La déclaration de la Directrice générale du Fonds monétaire international (FMI) évoquant un « misreporting » – une erreur de déclaration – dans les chiffres de la dette sénégalaise a fait grand bruit. Le régime en place y a vu la preuve d’une « dette cachée » par l’administration sous Macky Sall. Mais à y regarder de plus près, l’affaire semble davantage relever d’un changement méthodologique que d’une dissimulation.

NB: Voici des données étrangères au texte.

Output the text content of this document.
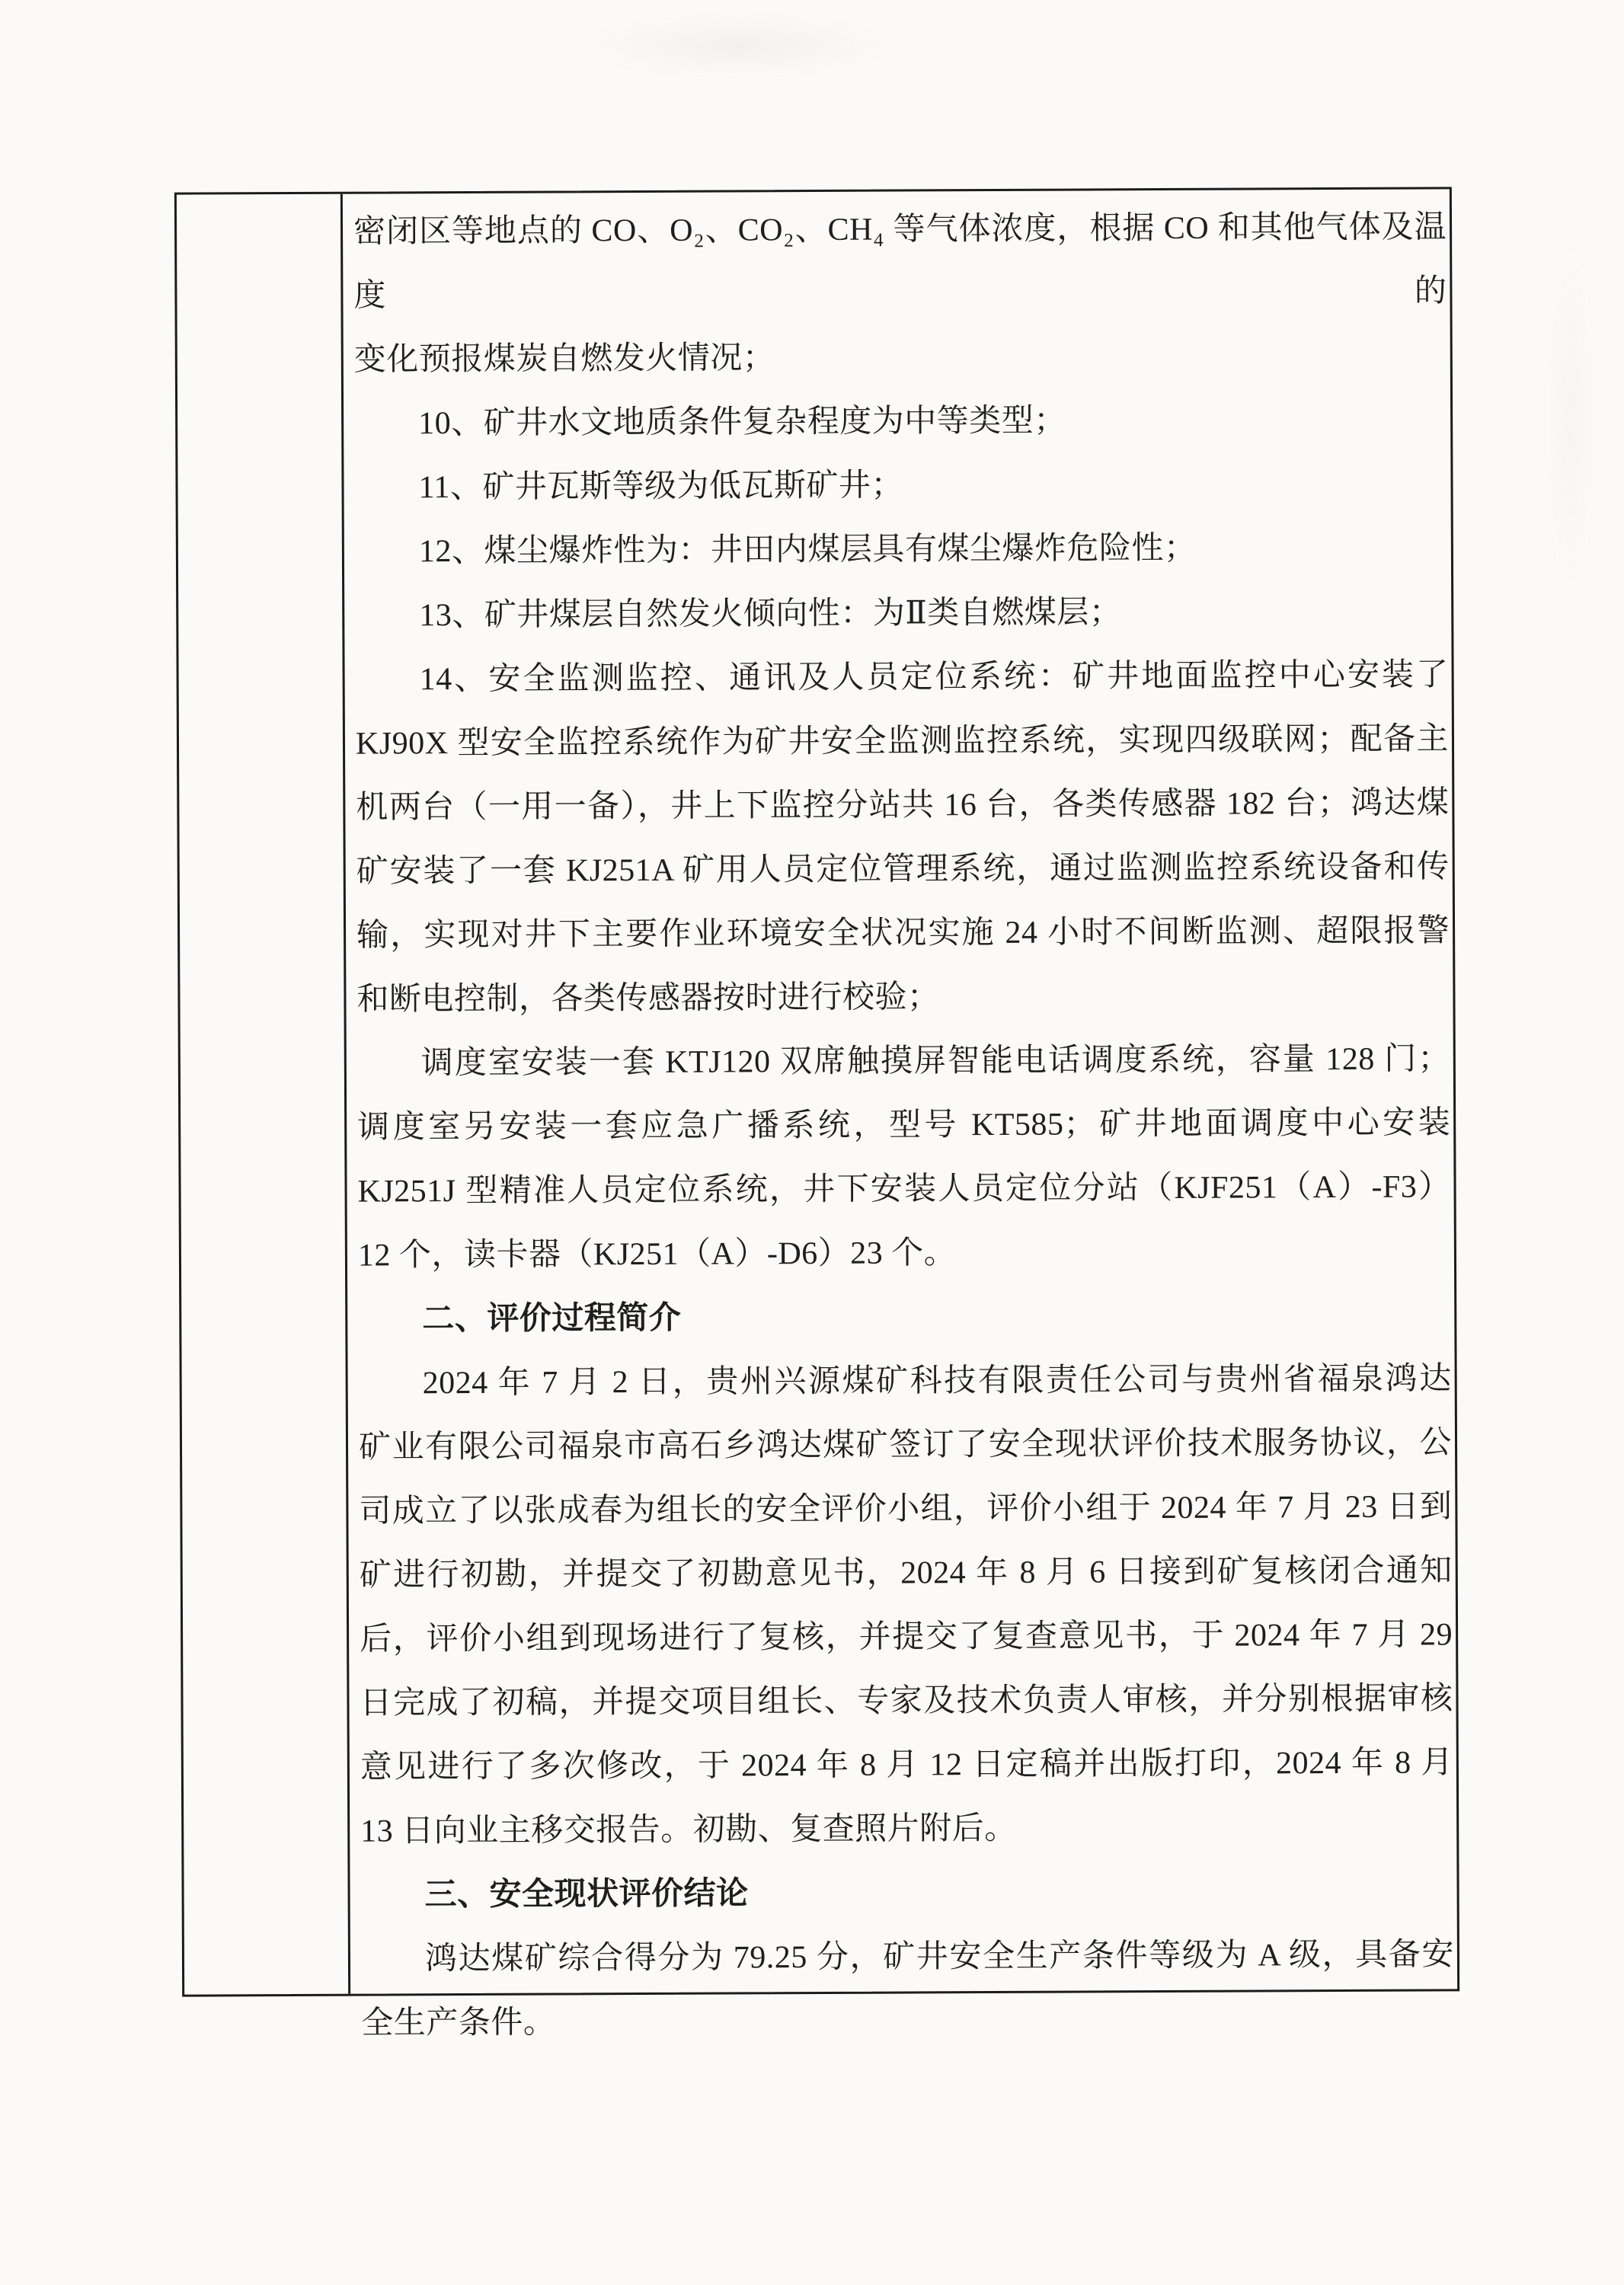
密闭区等地点的 CO、O₂、CO₂、CH₄ 等气体浓度，根据 CO 和其他气体及温度的
变化预报煤炭自燃发火情况；
10、矿井水文地质条件复杂程度为中等类型；
11、矿井瓦斯等级为低瓦斯矿井；
12、煤尘爆炸性为：井田内煤层具有煤尘爆炸危险性；
13、矿井煤层自然发火倾向性：为Ⅱ类自燃煤层；
14、安全监测监控、通讯及人员定位系统：矿井地面监控中心安装了
KJ90X 型安全监控系统作为矿井安全监测监控系统，实现四级联网；配备主
机两台（一用一备），井上下监控分站共 16 台，各类传感器 182 台；鸿达煤
矿安装了一套 KJ251A 矿用人员定位管理系统，通过监测监控系统设备和传
输，实现对井下主要作业环境安全状况实施 24 小时不间断监测、超限报警
和断电控制，各类传感器按时进行校验；
调度室安装一套 KTJ120 双席触摸屏智能电话调度系统，容量 128 门；
调度室另安装一套应急广播系统，型号 KT585；矿井地面调度中心安装
KJ251J 型精准人员定位系统，井下安装人员定位分站（KJF251（A）-F3）
12 个，读卡器（KJ251（A）-D6）23 个。
二、评价过程简介
2024 年 7 月 2 日，贵州兴源煤矿科技有限责任公司与贵州省福泉鸿达
矿业有限公司福泉市高石乡鸿达煤矿签订了安全现状评价技术服务协议，公
司成立了以张成春为组长的安全评价小组，评价小组于 2024 年 7 月 23 日到
矿进行初勘，并提交了初勘意见书，2024 年 8 月 6 日接到矿复核闭合通知
后，评价小组到现场进行了复核，并提交了复查意见书，于 2024 年 7 月 29
日完成了初稿，并提交项目组长、专家及技术负责人审核，并分别根据审核
意见进行了多次修改，于 2024 年 8 月 12 日定稿并出版打印，2024 年 8 月
13 日向业主移交报告。初勘、复查照片附后。
三、安全现状评价结论
鸿达煤矿综合得分为 79.25 分，矿井安全生产条件等级为 A 级，具备安
全生产条件。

UNE DIVERGENCE COMPTABLE ?
Sous Abdou Diouf, Abdoulaye Wade et Macky Sall, l’administration a toujours distingué la dette directe de l’État et celle du secteur parapublic, c’est-à-dire des sociétés nationales. Les gouvernements successifs ont toujours considéré que ces dettes parapubliques, dites « contingentes », ne faisaient pas partie de la dette publique centrale.
Cheikh Diba le savait. Le FMI le savait, comme tous les autres partenaires bilatéraux comme multilatéraux. Le régime Sonko-Diomaye a décidé d’intégrer ces engagements dans le calcul global de la dette.
Ce choix technique a mécaniquement fait grimper les chiffres, provoquant le fameux « misreporting » évoqué par le FMI. Autrement dit, il ne s’agit pas d’une dette cachée, mais d’un changement de méthode de comptabilisation des données.
Sur le fond, le Sénégal n’a jamais cessé d’honorer ses engagements.
Ses créanciers – bilatéraux comme multilatéraux – n’ont jamais signalé le moindre retard de paiement. La charge de la dette, environ 900 milliards de francs CFA par an – elle passera à environ 1 100 milliards F CFA dans le budget 2026 -, figure dans toutes les lois de finances votées par l’Assemblée nationale et dans tous les rapports de la Cour des Comptes ayant fait l’objet de vote de lois de règlement.
Difficile, dans ces conditions, de parler de « dette cachée », à en croire nos sources. « On ne peut pas dissimuler ce que l’on paie chaque année sous le contrôle des bailleurs et des institutions nationales », confient nos interlocuteurs au fait des mécanismes du Trésor.
UNE DETTE VISIBLE APRÈS 12 ANS DE GRANDS CHANTIERS
Entre 2012 et 2024, le Sénégal a connu un bond spectaculaire en matière d’infrastructures. Autoroutes, ponts, TER, BRT, stades, ports, aéroports régionaux, data centers, ville nouvelle de Diamniadio : la liste est longue. Ces projets ont été financés grâce à la stratégie d’endettement du Plan Sénégal Émergent (PSE), qui visait à combler le retard structurel du pays et à stimuler la croissance. Pour l’APR, la dette paraît être « un outil de transformation », non une charge caché. Les troupes de Macky Sall pointe le bilan de leur champion pour justifier la destination de la dette.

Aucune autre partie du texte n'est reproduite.